Любая случайность – отказ мотора, падение давления масла в маслопроводах могла стоить ему жизни. Но он упорно добивался своей цели.
Он хотел создать у противника впечатление, что с трудом уходит из зоны огня. Одновременно он искал наиболее простые и безопасные способы вывода машины из-под удара. То, что противник летает не слишком хорошо, Грабарь понял сразу, и это дало ому еще большую возможность экспериментировать.
Он пробовал отрываться от немца резкими разворотами в стороны с одновременным пикированном или кабрированием, отворотом на солнце, выходом в хвост на петле. Все это годилось. После его ухода на солнце немец вообще потерял капитана и беспомощно кружился над аэродромом, не зная, где противник. Грабарь не удержался и, пользуясь преимуществом в высоте, бросил свой самолет почти вертикально. Немец заметил сто в самый последний момент и метнулся в сторону, едва не сорвавшись в штопор.

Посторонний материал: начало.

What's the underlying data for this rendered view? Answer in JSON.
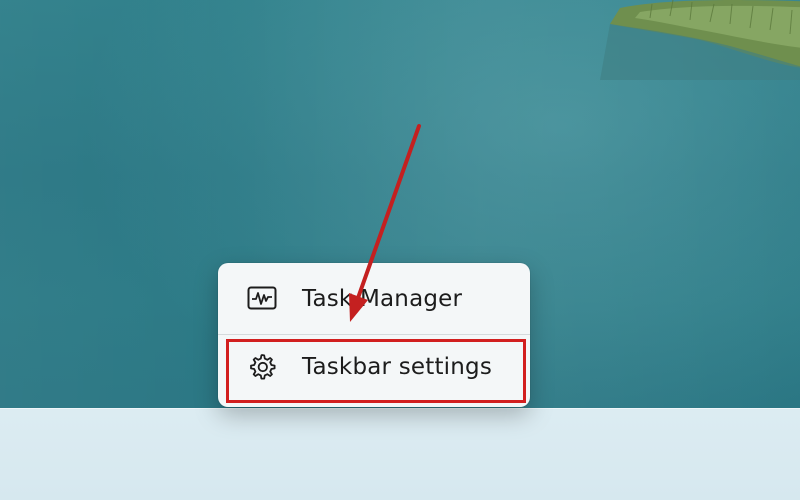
{
  "desktop": {
    "wallpaper": "lake-water-with-reeds"
  },
  "context_menu": {
    "items": [
      {
        "label": "Task Manager",
        "icon": "task-manager-icon"
      },
      {
        "label": "Taskbar settings",
        "icon": "gear-icon"
      }
    ],
    "highlighted_item": "Taskbar settings"
  },
  "annotations": {
    "highlight_color": "#d21f1f",
    "arrow_color": "#d21f1f"
  },
  "colors": {
    "taskbar": "#d8e9f0",
    "menu_background": "#f4f7f8",
    "water": "#2c7a86"
  }
}
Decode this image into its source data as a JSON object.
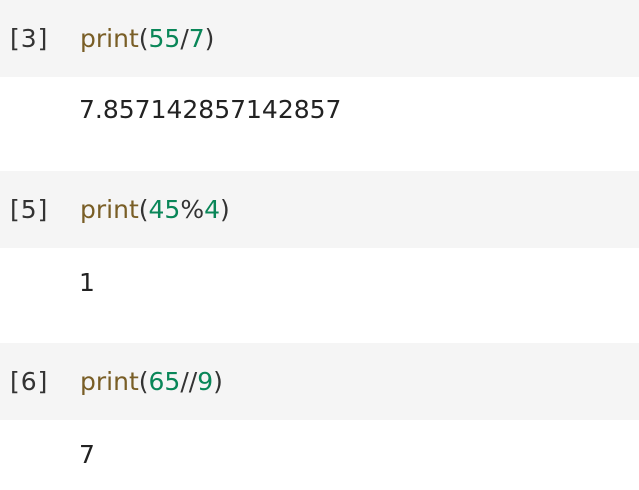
{
  "cells": [
    {
      "prompt": "[3]",
      "code": {
        "func": "print",
        "open": "(",
        "a": "55",
        "op": "/",
        "b": "7",
        "close": ")"
      },
      "output": "7.857142857142857"
    },
    {
      "prompt": "[5]",
      "code": {
        "func": "print",
        "open": "(",
        "a": "45",
        "op": "%",
        "b": "4",
        "close": ")"
      },
      "output": "1"
    },
    {
      "prompt": "[6]",
      "code": {
        "func": "print",
        "open": "(",
        "a": "65",
        "op": "//",
        "b": "9",
        "close": ")"
      },
      "output": "7"
    }
  ],
  "colors": {
    "input_bg": "#f5f5f5",
    "function": "#795e26",
    "number": "#098658",
    "text": "#222222"
  }
}
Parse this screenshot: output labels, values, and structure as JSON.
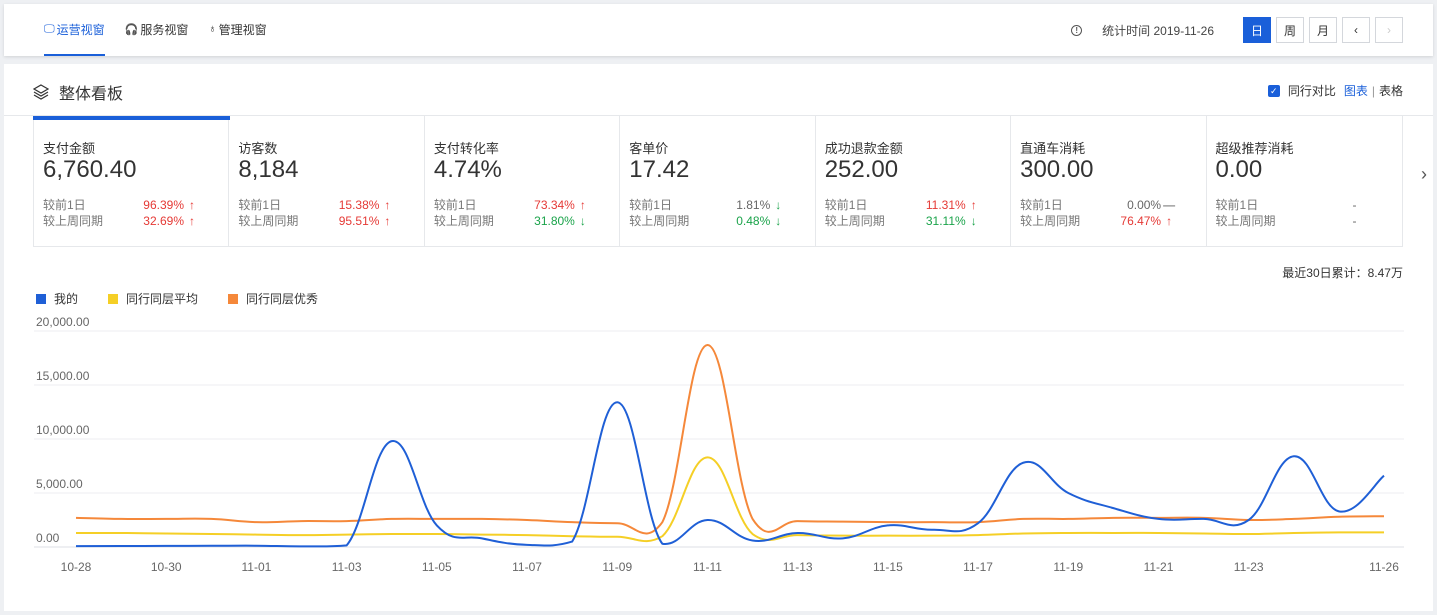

– Ага! – сказал капитан, выводя машину в горизонтальный полет.
Видно, немец сильно разозлился. Развернувшись, он пошел в атаку, полосуя из пушек небо почти непрерывно. Трассы хлестали то впереди Грабаря, то сверху, то снизу. И хотя капитан успевал увернуться, положение создалось очень опасное. Зная, что немец обязательно отстанет на вертикали, капитан свечой бросил свою машину вверх.
– Цурюк! – раздалось в наушниках. Немец отвалил на восток. Капитан пошел на посадку. Все тот же эсэсовец отвел его в лагерь.
4
Капитан медленно переставлял ноги. Сейчас, когда напряжение схлынуло, он чувствовал себя сильно уставшим. Это только в кабине казалось, что полет проходит легко. Но загнанное вглубь сознание, что он совершенно безоружен, что он служит интересам врага, что он должен заставлять себя мириться с этим, ни на секунду не приостанавливало своей разрушительной работы.
Во время полета он не думал о Тесленко. Но в его сознании намертво врубились слова Земцова: "Заукель расстреливает хороших летчиков, если у него возникнет хоть тень подозрения, что они способны пойти на таран". Последние сутки он жил под тяжестью этого приговора. Понял или не понял Заукель, что сержант шел на таран? Он не знал, увидит ли сержанта, вернувшись из полета. Тесленко ожидал его у ворот. Было видно, что он сильно переволновался, хотя и старался казаться равнодушным. Грабарь глубоко вздохнул.
– Вы здорово водили его за нос, – сказал Тесленко, хмурясь.
Капитан внимательно поглядел на него. "Кажется, он понял, – подумал он. Ей-Богу, понял! Молодец!"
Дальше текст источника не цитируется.